Stan Medley has provided business Consulting for more than 30 years in US and foreign markets such as Germany, UK, Australia, Canada, and Hong Kong. He has specialized in structuring companies to resist dilution as well as assisting companies wishing to do business internationally.

Stan has also utilized these skills in several related areas such as being a forensic consultant and expert witness; testifying in federal court as an expert statistician regarding valuations; provided sales training & coaching, market research and on-line marketing; lectured at many seminars on finance and corporate growth; and acted provided many guest appearances on radio shows discussing a variety of financial, entertainment and other topics.

Jerry McRoberts has more than 30 years' experience specializing in the acquisition of private emerging growth companies in diverse industries including media tech, digital media, software, networks, content production and distribution, data and analytics, clean energy, and 3D printing. Prior to this, Jerry owned an executive search firm specializing in the placement of senior level financial leaders in corporate banking, investment banking, money management, and mezzanine and subordinated debt groups nationwide. Former clients have included Sanford Bernstein, Fuji Bank Ltd., Daichi-Kangyo Bank Ltd., Australia New Zealand Bank, Heller Financial, Finova Capital.

About DigiMax

DigiMax is based in Toronto and is the first company in the Digital Security space to be both publicly listed (listed on the Canadian Securities Exchange-symbol: DIGI) and own a registered Dealer. Canada, DigiMax Capital Corp is an 'Exempt Market Dealer registered in Ontario.

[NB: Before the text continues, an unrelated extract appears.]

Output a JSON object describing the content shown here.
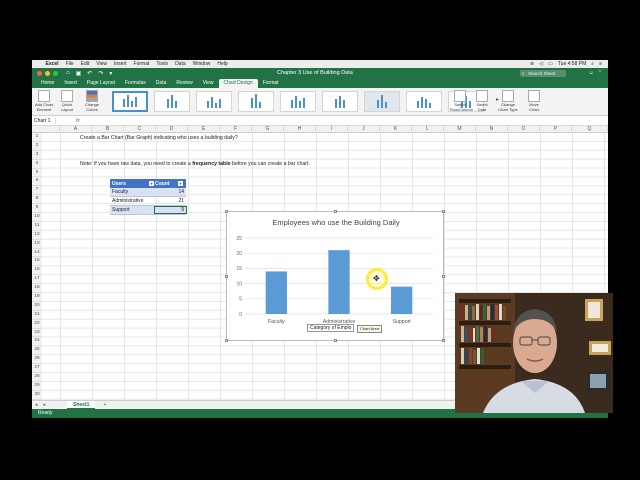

The corporate group is planning to establish or acquire registered dealers in several other countries. It also plans to also develop a state-of-the-art electronic platform, in collaboration with third party industry participants. The platform will provide qualified investors access to primary digital security offerings in the rapidly growing Digital Security market.

The corporate group presently consults to operating businesses and helps them raise capital through the issuance of traditional securities.

The Company has a highly qualified management team with extensive experience in global financial and capital markets, combined with a rapidly expanding global presence through collaborative partnerships in the USA, Hong Kong, Indonesia, Malaysia, England, Singapore, Korea and Malta. Manage plans to develop partnerships in other jurisdictions.

Options Granted to Non-Management Directors

DigiMax also announces that it has issued a 2-year Option to acquire 500,000 shares at 5 cents per share to each non-managing director of the Company including Edward Murphy, Lowell Kamin and Nikolai Vassev.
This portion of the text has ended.